For light bulb changing, just snap off the glue (this is the reason for just a dab) and pull the bulb out. Change the bulb re-assemble and glue or use other connecting options as above.



Wednesday, 1 March 2017

The Dining Room is coming together.

img_2634

So this is the latest dry-fit of the dining room. I think it's coming along nicely.

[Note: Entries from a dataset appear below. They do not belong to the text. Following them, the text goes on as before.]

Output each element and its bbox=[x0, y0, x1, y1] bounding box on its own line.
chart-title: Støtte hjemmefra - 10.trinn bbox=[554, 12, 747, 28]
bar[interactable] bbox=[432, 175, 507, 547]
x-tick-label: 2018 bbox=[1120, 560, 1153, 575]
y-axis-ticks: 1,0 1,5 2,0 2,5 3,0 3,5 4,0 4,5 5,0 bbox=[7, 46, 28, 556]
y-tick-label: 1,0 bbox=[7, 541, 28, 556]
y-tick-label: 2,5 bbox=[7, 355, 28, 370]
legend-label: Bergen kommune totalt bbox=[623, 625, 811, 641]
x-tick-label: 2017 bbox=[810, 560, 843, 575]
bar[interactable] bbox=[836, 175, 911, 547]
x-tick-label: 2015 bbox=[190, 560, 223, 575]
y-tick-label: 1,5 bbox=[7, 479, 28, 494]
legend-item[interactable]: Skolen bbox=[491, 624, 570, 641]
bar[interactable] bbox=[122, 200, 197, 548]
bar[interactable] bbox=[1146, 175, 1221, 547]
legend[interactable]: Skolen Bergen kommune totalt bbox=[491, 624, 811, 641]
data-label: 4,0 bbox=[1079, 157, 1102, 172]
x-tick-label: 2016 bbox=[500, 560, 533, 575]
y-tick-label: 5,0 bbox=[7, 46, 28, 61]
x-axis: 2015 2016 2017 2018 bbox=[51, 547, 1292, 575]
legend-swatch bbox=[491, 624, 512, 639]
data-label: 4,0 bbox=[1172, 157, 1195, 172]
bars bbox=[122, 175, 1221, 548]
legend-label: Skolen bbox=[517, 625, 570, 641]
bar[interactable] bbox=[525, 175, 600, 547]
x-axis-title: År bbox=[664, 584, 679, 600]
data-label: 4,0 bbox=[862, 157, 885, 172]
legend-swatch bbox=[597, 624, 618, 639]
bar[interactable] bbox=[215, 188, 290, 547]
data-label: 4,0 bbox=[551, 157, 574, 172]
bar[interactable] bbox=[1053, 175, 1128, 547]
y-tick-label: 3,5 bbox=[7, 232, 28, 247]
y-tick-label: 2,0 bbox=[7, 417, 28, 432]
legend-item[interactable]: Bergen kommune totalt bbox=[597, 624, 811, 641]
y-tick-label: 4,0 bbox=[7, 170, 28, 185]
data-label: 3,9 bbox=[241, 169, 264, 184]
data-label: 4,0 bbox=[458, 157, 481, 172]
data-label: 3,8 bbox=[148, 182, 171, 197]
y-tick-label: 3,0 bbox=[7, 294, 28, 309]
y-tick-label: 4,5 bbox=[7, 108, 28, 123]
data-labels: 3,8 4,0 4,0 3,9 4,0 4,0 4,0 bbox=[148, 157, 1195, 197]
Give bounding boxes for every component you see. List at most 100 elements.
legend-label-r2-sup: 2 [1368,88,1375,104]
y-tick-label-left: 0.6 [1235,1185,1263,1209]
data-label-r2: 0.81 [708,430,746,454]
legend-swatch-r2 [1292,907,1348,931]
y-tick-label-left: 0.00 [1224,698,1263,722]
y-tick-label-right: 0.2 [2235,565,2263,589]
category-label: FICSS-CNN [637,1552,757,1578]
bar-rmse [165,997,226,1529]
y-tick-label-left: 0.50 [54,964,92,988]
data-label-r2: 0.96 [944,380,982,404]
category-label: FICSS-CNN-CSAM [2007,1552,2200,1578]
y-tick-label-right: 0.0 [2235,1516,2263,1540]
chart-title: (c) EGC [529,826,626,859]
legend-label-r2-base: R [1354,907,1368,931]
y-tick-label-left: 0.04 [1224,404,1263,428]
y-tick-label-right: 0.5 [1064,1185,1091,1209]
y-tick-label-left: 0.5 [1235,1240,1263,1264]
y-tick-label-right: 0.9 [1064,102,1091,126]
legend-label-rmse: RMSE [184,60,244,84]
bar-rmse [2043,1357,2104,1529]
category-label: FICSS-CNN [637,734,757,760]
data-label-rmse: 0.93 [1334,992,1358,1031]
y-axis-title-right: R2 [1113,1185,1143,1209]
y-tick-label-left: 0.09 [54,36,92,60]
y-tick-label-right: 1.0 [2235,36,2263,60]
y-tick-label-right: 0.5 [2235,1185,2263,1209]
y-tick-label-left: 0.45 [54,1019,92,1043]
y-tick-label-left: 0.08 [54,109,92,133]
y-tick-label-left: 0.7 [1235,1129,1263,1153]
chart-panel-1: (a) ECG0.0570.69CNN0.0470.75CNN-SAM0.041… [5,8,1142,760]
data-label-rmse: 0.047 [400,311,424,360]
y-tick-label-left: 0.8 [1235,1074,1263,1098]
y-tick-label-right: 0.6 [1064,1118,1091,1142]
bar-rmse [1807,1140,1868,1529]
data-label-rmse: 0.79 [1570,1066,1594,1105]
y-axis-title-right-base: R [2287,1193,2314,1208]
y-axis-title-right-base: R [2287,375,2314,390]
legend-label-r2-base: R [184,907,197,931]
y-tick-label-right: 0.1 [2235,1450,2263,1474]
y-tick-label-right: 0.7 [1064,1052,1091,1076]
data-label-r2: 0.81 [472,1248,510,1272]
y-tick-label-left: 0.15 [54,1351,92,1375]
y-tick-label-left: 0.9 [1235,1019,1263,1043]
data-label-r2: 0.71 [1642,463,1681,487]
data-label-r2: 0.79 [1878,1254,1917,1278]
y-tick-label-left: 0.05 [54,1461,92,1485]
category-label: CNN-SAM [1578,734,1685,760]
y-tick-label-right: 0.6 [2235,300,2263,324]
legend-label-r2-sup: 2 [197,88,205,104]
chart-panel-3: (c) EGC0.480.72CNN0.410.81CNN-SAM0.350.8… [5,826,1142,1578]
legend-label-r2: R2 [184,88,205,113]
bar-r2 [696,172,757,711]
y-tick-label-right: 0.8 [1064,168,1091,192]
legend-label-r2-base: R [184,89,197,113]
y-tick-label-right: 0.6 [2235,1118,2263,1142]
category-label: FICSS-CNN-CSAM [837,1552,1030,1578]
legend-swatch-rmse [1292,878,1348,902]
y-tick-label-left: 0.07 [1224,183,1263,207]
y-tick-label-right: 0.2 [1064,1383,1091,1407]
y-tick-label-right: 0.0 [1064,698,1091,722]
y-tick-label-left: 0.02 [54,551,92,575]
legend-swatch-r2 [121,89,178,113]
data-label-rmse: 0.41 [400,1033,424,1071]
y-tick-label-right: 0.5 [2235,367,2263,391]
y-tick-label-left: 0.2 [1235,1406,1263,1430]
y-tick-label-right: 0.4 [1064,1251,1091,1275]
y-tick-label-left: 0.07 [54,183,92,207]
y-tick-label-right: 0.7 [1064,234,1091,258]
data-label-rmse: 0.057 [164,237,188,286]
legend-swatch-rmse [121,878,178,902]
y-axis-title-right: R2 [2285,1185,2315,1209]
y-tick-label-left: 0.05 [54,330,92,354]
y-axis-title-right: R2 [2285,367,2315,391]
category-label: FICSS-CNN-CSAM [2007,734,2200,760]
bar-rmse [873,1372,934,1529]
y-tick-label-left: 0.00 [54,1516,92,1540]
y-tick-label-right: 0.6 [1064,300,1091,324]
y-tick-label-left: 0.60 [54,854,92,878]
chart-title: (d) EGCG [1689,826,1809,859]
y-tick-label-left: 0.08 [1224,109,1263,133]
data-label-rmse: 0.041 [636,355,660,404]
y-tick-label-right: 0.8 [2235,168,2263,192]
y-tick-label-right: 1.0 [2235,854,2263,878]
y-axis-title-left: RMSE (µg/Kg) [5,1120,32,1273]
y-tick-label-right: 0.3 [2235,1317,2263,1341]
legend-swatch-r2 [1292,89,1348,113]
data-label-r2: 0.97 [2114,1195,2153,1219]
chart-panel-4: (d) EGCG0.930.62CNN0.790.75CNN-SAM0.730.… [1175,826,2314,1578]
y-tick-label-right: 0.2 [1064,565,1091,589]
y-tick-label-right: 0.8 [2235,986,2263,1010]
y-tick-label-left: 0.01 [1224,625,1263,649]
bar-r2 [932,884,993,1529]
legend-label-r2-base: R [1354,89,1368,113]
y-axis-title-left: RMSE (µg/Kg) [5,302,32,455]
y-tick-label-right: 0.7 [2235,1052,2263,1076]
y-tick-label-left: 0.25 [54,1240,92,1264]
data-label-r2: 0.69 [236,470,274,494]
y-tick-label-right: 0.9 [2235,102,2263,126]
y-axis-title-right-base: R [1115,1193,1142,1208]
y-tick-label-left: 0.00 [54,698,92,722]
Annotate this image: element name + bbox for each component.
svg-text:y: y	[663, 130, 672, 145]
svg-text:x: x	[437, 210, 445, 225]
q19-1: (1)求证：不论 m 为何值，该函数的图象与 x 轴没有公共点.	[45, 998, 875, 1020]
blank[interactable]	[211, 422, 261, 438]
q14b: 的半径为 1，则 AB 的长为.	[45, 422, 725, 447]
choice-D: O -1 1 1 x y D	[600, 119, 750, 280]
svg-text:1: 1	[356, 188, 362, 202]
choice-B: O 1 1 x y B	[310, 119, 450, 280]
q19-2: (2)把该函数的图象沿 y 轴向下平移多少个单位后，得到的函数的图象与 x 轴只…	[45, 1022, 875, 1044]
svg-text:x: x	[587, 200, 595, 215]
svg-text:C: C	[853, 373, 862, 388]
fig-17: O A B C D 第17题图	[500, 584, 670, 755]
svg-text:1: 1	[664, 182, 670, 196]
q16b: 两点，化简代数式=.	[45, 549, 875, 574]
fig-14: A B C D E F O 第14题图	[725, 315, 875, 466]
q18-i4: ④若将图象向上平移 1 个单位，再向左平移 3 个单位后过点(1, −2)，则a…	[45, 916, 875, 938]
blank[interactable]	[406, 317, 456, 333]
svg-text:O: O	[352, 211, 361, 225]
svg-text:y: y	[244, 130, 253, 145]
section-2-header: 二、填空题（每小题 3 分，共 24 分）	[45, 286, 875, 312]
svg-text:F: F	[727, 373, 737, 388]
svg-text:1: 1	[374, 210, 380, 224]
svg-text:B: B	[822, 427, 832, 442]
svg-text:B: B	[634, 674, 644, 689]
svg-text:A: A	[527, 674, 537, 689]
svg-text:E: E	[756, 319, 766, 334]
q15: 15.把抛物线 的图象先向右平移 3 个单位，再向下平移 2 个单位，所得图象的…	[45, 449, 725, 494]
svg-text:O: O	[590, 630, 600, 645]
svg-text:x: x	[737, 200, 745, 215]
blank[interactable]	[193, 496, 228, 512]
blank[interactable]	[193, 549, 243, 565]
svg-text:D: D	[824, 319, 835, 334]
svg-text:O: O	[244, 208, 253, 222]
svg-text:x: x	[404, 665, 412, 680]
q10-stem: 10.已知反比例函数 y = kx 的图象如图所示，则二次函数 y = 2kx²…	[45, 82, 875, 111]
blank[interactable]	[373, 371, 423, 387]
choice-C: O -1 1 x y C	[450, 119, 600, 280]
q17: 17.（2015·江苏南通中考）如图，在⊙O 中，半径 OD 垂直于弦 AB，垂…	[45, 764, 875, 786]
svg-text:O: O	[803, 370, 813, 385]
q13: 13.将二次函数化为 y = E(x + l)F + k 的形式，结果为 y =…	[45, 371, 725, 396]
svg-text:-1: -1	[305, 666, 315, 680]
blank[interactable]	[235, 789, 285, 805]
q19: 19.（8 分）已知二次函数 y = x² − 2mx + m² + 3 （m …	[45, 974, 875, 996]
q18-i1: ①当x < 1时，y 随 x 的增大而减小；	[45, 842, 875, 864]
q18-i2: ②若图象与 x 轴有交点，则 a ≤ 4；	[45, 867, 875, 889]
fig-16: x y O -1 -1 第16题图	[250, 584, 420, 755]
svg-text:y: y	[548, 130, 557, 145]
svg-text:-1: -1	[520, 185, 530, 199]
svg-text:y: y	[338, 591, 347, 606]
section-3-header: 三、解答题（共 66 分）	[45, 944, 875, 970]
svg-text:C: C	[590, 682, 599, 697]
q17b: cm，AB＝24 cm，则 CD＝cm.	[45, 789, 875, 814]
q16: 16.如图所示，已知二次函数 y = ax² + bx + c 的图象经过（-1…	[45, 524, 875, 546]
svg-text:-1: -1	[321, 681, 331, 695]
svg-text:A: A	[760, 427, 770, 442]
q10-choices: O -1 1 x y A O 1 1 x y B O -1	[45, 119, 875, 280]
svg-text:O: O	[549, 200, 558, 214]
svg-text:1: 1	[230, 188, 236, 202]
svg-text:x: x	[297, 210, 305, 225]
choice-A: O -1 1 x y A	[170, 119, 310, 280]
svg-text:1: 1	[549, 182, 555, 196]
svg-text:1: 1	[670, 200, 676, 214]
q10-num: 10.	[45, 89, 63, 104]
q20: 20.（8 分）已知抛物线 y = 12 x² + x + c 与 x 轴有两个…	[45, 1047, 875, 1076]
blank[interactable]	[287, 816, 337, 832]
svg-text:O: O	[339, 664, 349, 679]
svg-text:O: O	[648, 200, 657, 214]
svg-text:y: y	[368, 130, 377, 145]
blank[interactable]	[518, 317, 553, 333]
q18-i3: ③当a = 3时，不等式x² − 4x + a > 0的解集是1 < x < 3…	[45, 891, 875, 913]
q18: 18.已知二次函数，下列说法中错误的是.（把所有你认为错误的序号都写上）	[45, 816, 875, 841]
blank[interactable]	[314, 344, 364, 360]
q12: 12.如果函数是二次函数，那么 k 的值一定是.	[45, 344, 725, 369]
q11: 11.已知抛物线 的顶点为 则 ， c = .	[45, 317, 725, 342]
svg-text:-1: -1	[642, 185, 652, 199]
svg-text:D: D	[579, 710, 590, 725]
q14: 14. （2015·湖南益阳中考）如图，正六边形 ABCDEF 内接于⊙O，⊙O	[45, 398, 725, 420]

The coffee stirrer floors have been cut and attached to their template. They are bare wood right now but will likely be whitewashed or painted white and the substantially distressed.

img_2626

The stairs fit... just! the hole and chiselled channel are for the wiring for the porch light. I need to run some crack filler around the staircase hole and sand and paint it I also need to trim out my stairs with bracket detail and a stringer board against the wall.

img_2624

Testing out the fireplace in situ. The chimney breast still needs to be wallpapered.

img_2622

The firebox needs grouting and some more paint washes. I might coat the mantel in a wash of white chalk paint also.. it's looking a little grubby.

img_2621

I also need to make the marble hearth (just a paper place marker here :D ) I saw a tutorial on making marble effect out of polymer clay, so I think I'll give that a try. My back up plan is to print out a marble effect from the web. Cover a piece of mat board with it and then spray it with high gloss non yellowing varnish or coat it with modge podge.

img_2617

I still have a lot of work to do. I need to decide if I am continuing the painted wood wall all the way around the room (with the exception of the chimney breast). I also need to decide if I'm doing pressed tin look on the ceiling (I won't be doing that if all the walls are wood, I don't think. Then with those decisions made, I need to cut all the baseboard and cornice, install the lights trim out the chimney breast, doors & windows... etc, etc, etc... long way to go, but it's nice to see a room look a little bit like a room.